Northern Ireland

Former DUP minister Edwin Poots' unlawful order to stop protocol-related checks criticised

Former DUP agriculture minister Edwin Poots. Picture by Niall Carson/PA Wire
Former DUP agriculture minister Edwin Poots. Picture by Niall Carson/PA Wire Former DUP agriculture minister Edwin Poots. Picture by Niall Carson/PA Wire

FORMER DUP minister Edwin Poots' unlawful order to stop protocol-related checks has been criticised by a white collar trade union leader.

Dave Penman, general secretary of the FDA, which represents senior and middle management in the public sector, said the former agriculture minister "acted in complete contravention of his obligations" when he sought withdraw staff tasked with carrying out Irish Sea border checks.

The comments relate to last month's High Court ruling, which described Mr Poots' move in February last year as an "overtly political" decision.

The former DUP leader has yet to comment on the court ruling, the costs of which is likely to be burdened by the taxpayer.

The former minister had contended that he needed approval of fellow Stormont ministers to implement the checks.

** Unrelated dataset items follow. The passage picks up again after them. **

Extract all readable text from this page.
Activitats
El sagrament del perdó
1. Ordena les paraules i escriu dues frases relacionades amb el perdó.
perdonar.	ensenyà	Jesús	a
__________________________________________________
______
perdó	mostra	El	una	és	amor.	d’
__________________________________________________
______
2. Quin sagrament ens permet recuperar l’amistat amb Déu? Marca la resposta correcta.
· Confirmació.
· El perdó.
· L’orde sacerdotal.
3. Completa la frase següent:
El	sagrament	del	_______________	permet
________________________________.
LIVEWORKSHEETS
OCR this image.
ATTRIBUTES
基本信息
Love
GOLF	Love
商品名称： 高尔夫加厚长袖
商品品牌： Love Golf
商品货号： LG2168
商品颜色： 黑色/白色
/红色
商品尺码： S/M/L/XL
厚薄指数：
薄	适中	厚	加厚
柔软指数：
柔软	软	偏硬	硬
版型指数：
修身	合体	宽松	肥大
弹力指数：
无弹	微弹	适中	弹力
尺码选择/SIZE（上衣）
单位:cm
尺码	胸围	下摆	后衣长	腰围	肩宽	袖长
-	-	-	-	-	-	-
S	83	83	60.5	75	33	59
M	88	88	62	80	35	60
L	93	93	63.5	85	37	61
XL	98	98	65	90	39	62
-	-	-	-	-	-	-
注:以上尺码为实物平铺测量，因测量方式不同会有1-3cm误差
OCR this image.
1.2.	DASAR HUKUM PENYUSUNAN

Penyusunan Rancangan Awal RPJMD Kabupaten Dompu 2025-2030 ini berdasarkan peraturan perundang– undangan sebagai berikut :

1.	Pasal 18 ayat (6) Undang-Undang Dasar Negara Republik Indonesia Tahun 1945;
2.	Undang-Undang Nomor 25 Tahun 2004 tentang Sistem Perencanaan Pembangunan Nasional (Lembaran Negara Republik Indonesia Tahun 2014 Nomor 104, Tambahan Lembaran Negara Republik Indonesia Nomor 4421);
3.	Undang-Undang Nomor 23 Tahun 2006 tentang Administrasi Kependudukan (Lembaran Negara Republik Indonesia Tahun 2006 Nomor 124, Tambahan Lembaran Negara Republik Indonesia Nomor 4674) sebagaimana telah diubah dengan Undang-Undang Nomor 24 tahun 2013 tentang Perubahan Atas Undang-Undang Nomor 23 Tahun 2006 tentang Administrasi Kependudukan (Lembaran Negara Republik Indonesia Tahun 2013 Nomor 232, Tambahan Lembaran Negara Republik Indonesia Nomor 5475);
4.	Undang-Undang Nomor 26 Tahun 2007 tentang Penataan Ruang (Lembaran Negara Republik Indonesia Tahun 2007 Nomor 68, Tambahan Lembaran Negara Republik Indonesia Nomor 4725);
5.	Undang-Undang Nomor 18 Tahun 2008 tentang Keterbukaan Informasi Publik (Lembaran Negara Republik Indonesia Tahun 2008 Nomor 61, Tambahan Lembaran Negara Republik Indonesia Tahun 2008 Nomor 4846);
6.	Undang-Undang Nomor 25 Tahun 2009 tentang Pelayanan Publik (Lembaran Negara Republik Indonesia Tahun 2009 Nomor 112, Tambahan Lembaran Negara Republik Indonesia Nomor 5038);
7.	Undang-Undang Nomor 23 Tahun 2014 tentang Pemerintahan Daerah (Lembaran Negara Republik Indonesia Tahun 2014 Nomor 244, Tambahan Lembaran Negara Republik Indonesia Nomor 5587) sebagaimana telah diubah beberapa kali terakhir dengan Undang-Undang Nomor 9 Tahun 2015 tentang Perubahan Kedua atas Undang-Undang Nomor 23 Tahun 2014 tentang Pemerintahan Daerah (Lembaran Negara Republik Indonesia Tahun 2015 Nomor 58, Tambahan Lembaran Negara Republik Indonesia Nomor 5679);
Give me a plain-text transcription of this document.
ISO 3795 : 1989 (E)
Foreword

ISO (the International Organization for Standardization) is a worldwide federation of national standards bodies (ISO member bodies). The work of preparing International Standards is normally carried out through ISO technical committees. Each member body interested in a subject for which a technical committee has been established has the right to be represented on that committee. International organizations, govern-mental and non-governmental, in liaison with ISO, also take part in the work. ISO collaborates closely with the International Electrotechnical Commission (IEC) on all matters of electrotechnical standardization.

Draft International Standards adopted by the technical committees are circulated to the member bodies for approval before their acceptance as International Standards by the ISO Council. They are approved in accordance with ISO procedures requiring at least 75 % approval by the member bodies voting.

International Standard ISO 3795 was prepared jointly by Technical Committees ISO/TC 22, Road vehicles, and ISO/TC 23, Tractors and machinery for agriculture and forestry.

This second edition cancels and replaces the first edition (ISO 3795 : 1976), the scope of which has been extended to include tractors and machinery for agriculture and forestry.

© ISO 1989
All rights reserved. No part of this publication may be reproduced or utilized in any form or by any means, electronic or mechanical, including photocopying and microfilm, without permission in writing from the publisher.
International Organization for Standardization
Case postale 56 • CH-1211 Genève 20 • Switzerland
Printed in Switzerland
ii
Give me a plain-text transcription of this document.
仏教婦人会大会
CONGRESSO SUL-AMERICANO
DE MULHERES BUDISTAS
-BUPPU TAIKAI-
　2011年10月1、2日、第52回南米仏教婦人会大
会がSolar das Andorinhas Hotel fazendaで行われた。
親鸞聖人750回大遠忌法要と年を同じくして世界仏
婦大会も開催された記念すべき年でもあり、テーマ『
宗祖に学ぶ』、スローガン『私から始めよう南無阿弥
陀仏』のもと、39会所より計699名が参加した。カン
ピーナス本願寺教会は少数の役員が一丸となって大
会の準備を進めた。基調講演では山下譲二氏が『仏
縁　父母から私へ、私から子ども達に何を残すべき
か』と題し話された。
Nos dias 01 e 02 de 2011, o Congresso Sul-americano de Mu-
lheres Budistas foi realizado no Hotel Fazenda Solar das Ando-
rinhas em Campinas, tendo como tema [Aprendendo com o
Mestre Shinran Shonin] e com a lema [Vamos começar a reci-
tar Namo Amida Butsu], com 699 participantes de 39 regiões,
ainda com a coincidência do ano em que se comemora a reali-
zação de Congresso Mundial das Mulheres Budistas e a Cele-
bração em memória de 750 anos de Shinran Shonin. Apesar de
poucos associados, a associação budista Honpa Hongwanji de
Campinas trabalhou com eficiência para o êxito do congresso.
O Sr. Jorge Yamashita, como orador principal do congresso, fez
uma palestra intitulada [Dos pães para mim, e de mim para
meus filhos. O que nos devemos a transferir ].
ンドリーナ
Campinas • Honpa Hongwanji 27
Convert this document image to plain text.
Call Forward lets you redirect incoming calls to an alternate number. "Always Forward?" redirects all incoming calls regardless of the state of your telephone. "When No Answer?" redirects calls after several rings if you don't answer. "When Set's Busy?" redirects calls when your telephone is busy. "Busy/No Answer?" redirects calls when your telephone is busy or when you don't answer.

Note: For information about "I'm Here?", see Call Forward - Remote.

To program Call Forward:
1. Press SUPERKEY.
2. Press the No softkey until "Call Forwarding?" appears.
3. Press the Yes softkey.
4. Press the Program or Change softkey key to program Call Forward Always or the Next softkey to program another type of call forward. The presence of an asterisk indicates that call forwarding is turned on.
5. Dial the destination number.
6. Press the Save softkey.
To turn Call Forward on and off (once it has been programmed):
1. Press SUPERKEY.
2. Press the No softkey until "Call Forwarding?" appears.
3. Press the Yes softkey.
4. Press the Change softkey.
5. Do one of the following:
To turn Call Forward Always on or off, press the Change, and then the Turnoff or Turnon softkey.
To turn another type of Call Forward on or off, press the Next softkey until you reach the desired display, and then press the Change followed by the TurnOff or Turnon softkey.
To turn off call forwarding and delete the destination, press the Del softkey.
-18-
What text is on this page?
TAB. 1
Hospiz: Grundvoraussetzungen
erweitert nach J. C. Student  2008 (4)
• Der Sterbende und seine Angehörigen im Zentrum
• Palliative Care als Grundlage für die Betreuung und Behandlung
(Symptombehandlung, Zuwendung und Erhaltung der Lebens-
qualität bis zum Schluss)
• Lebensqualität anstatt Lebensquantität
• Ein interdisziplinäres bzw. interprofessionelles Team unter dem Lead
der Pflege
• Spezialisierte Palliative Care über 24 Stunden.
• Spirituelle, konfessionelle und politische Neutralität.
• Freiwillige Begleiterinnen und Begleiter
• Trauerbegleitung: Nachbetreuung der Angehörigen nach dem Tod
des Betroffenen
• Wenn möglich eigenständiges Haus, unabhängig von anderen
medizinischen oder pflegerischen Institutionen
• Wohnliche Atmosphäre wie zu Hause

However, Mr Justice Colton found consent from ministerial colleagues was not required.

Mr Penman said the court's recently published judgment made clear that Mr Poots "acted in complete contravention of his obligations as a minister to uphold the rule of law".

“Not only did Poots ignore his own obligations under the ministerial code, but he failed in his responsibility to ensure that civil servants never face the dilemma of whether to act on ministerial instruction or uphold the rule of law," he told the Belfast Telegraph.

"The impartiality and integrity of the civil service needs to be protected by ministers, and his failure to do so has also opened up accusations of political bias, which has such serious consequences in the context of the volatile political situation in Northern Ireland.

"This damning judgment ....should serve notice to ministers in the future that power comes with responsibility, not least to uphold the rule of law — however politically inconvenient that may be."